In respect of the monies collected on the 21st and 22nd May 2004 the court must consider the explanation given by the accused that the money collected on the 21st was lost between Apia and his home at Manono; as well as the evidence given by the prosecution witnesses. He has offered no explanation about the $351.90 received by him on the 22nd and I therefore draw the conclusion that the accused appropriated the money for his own use. On the 4th June 2004 the accused wrote to the company enclosing a medical certificate dated 31st May 2004; he apologised for not promptly advising the company for his long absence; he made no reference whatsoever to the missing monies. The company then sent another employer to retrieve the receipt book from the accused but he was told by the accused that the receipt book was at Toomatagi. Towards the third week of June the company lodged a complaint with the Police as a result of which the accused went to the police post at Faleolo with the receipt book and told Inspector Tago that he had lost the money and requested time to pay it back.
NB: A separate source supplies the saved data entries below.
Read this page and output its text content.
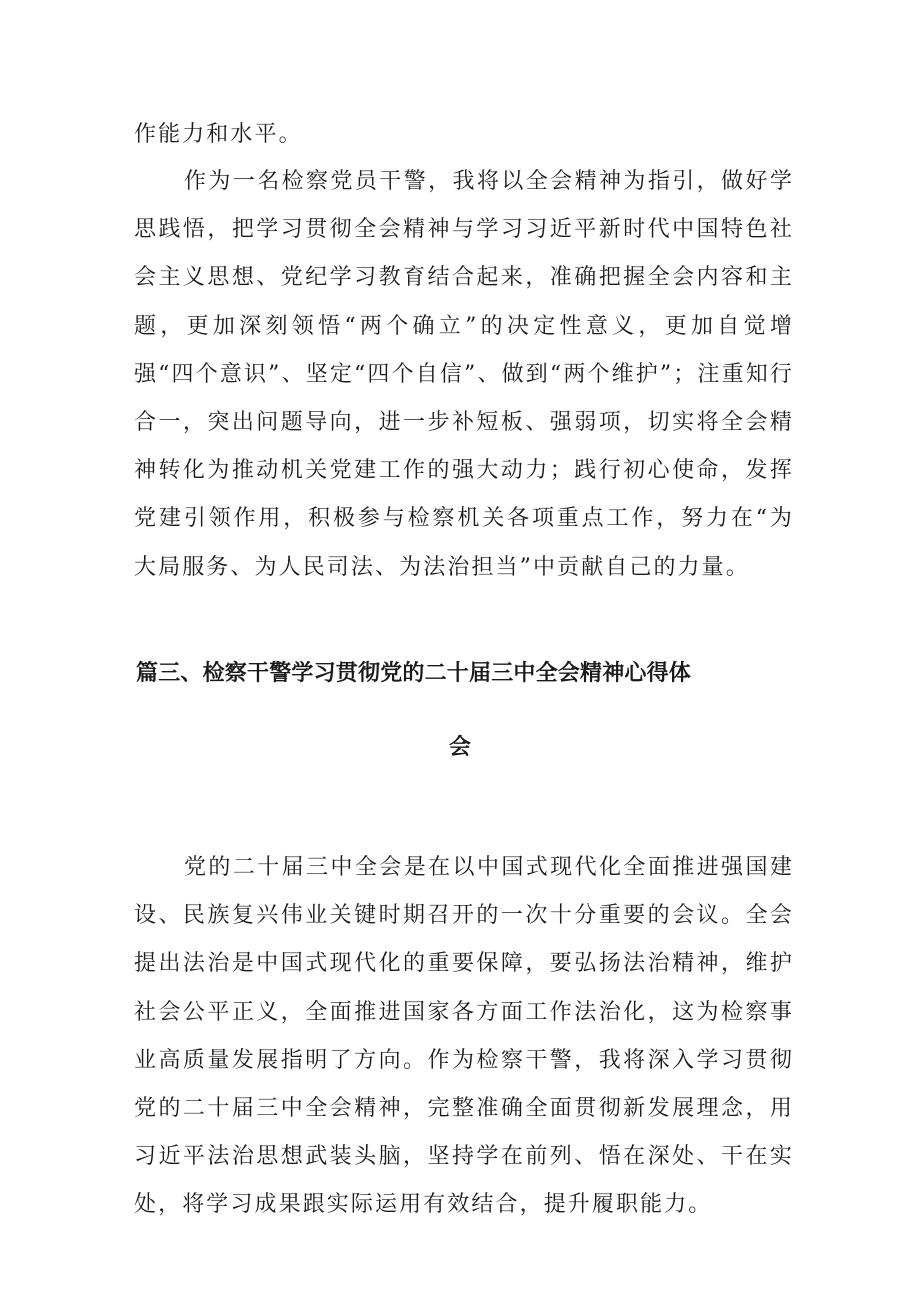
作能力和水平。

作为一名检察党员干警，我将以全会精神为指引，做好学思践悟，把学习贯彻全会精神与学习习近平新时代中国特色社会主义思想、党纪学习教育结合起来，准确把握全会内容和主题，更加深刻领悟“两个确立”的决定性意义，更加自觉增强“四个意识”、坚定“四个自信”、做到“两个维护”；注重知行合一，突出问题导向，进一步补短板、强弱项，切实将全会精神转化为推动机关党建工作的强大动力；践行初心使命，发挥党建引领作用，积极参与检察机关各项重点工作，努力在“为大局服务、为人民司法、为法治担当”中贡献自己的力量。

篇三、检察干警学习贯彻党的二十届三中全会精神心得体
会

党的二十届三中全会是在以中国式现代化全面推进强国建设、民族复兴伟业关键时期召开的一次十分重要的会议。全会提出法治是中国式现代化的重要保障，要弘扬法治精神，维护社会公平正义，全面推进国家各方面工作法治化，这为检察事业高质量发展指明了方向。作为检察干警，我将深入学习贯彻党的二十届三中全会精神，完整准确全面贯彻新发展理念，用习近平法治思想武装头脑，坚持学在前列、悟在深处、干在实处，将学习成果跟实际运用有效结合，提升履职能力。
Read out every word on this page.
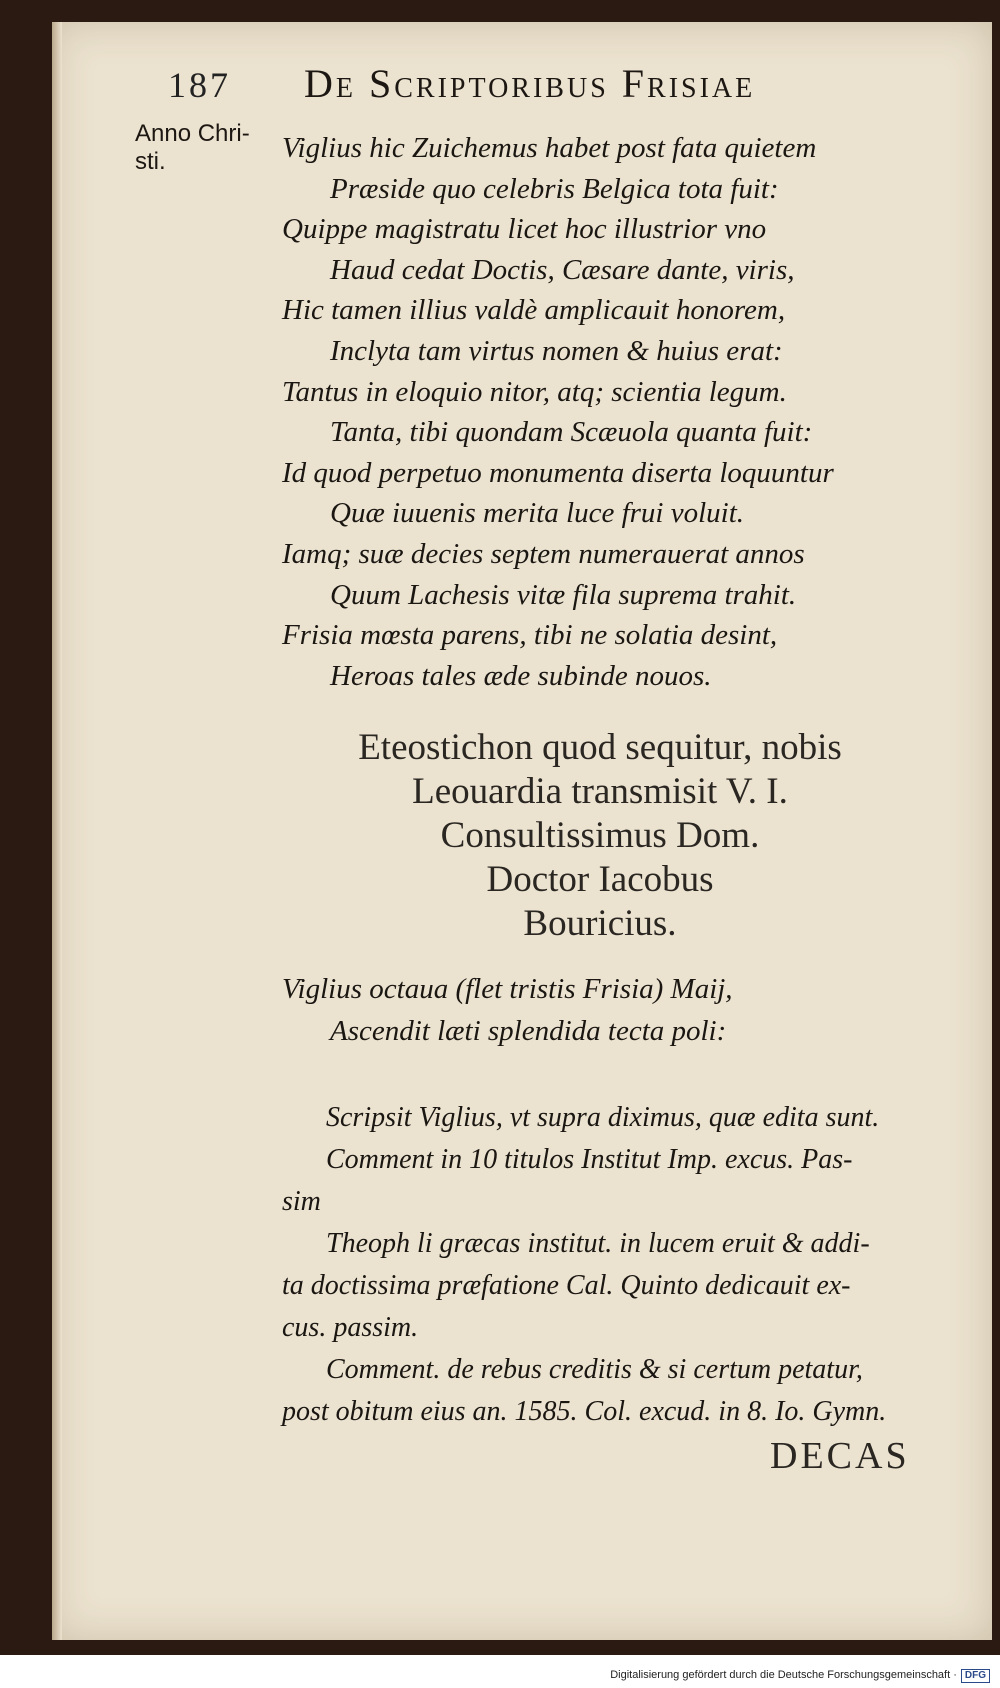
187 De Scriptoribus Frisiae
Anno Chri-
sti.	Viglius hic Zuichemus habet post fata quietem
Præside quo celebris Belgica tota fuit:
Quippe magistratu licet hoc illustrior vno
Haud cedat Doctis, Cæsare dante, viris,
Hic tamen illius valdè amplicauit honorem,
Inclyta tam virtus nomen & huius erat:
Tantus in eloquio nitor, atq; scientia legum.
Tanta, tibi quondam Scæuola quanta fuit:
Id quod perpetuo monumenta diserta loquuntur
Quæ iuuenis merita luce frui voluit.
Iamq; suæ decies septem numerauerat annos
Quum Lachesis vitæ fila suprema trahit.
Frisia mœsta parens, tibi ne solatia desint,
Heroas tales æde subinde nouos.
Eteostichon quod sequitur, nobis
Leouardia transmisit V. I.
Consultissimus Dom.
Doctor Iacobus
Bouricius.
Viglius octaua (flet tristis Frisia) Maij,
Ascendit læti splendida tecta poli:
Scripsit Viglius, vt supra diximus, quæ edita sunt.
Comment in 10 titulos Institut Imp. excus. Pas-
sim
Theoph li græcas institut. in lucem eruit & addi-
ta doctissima præfatione Cal. Quinto dedicauit ex-
cus. passim.
Comment. de rebus creditis & si certum petatur,
post obitum eius an. 1585. Col. excud. in 8. Io. Gymn.
DECAS
Digitalisierung gefördert durch die Deutsche Forschungsgemeinschaft · DFG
He requested time to pay the money and Inspector Tago granted him time but two days later the accused went back and told Inspector Tago he cannot repay the lost money. Charges were then laid against the accused.
I have very serious doubt about the truth of the evidence given by the accused. In the first place I do not accept that he had no opportunity to tell the company on the 22nd May about the money he collected the day before which he said was stolen from him within his brief case inside his car. His claim that he had to rush to the airport to arrest an absconding debtor lacks sense, logic and credibility. I do not accept that the company would allow the accused to embark on such a course without the necessary proper documentation which the company is accustomed to from previous occasions. In any event I do not accept the accused had no opportunity to tell the company on the 22nd. He did not want to tell because he did not loose the money; he had a dishonest motive which he also applied to the $351.90 he collected later that same day from Vaea’s take away. His testimony about the stolen money is a fabricated saga; he had every opportunity to pay it back if he did intend and had the capability to pay it back.
I find the remaining informations 933/04, 934/04, 935/04, 936/04, 937/04 and 940/04 relating to monies taken on the 21st and 22nd proved beyond reasonable doubt. The accused is remanded to the 13th May for probation report and sentencing.